Lors de sa réunion, la Conseil de BAM a analysé l’évolution de la conjoncture économique et sociale aux niveaux international et national, ainsi que les projections macroéconomiques de la Banque à moyen terme. Celles-ci traduisent un certain regain d’optimisme suscité en particulier par le bon déroulement de la campagne de vaccination anti-Covid-19 et les conditions climatiques favorables qui caractérisent l’actuelle campagne agricole. Le Conseil a néanmoins noté que les perspectives restent entourées d’un niveau élevé d’incertitudes liées essentiellement à l’évolution de la situation sanitaire aussi bien à l’intérieur qu’à l’extérieur du pays, au regard de la propagation de nouveaux variants du virus et des capacités actuelles de production des vaccins ainsi que des délais de leur livraison.

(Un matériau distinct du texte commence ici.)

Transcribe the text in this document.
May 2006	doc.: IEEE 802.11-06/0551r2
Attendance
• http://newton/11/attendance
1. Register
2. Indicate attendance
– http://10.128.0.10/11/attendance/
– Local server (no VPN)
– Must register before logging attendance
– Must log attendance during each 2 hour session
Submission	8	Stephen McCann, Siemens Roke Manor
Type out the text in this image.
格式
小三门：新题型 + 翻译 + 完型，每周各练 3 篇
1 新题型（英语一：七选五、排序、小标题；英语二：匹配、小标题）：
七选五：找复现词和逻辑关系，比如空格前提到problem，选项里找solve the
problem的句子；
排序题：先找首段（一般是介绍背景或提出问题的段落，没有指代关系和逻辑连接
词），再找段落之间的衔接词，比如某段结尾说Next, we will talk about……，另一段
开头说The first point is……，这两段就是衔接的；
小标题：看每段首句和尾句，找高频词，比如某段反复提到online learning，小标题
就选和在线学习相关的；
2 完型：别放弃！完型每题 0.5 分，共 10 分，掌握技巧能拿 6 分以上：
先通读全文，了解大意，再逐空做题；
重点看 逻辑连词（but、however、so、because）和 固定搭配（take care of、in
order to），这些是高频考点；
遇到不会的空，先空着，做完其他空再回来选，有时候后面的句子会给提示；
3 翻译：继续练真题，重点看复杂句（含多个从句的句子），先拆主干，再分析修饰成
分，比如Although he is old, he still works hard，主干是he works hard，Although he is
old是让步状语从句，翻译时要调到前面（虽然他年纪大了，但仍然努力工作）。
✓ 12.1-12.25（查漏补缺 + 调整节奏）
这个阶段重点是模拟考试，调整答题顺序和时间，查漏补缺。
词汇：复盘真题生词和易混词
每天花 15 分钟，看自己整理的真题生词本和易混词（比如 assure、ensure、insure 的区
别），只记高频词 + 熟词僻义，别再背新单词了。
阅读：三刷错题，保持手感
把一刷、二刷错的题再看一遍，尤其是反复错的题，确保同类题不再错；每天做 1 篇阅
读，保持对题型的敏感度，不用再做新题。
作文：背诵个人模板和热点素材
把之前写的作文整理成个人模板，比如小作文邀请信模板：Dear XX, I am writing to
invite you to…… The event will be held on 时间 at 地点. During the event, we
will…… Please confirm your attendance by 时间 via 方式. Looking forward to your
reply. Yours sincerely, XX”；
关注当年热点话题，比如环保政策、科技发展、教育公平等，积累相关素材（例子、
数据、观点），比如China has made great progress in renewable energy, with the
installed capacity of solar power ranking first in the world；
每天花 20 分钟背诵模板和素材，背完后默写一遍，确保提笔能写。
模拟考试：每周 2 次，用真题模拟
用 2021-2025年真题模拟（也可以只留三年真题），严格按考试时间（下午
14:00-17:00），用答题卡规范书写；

Le Conseil s’est enquis également des bilans d’étape des différentes mesures mises en place depuis le début de la pandémie pour favoriser le financement de l’économie et atténuer l’impact de la crise sur les ménages et sur les entreprises.
Sur la base de l’ensemble de ces évaluations, le Conseil a estimé que l’orientation de la politique monétaire reste largement accommodante, assurant des conditions de financement adéquates. Il a jugé en particulier que le niveau actuel du taux directeur demeure approprié et a décidé ainsi de le maintenir inchangé à 1,5%.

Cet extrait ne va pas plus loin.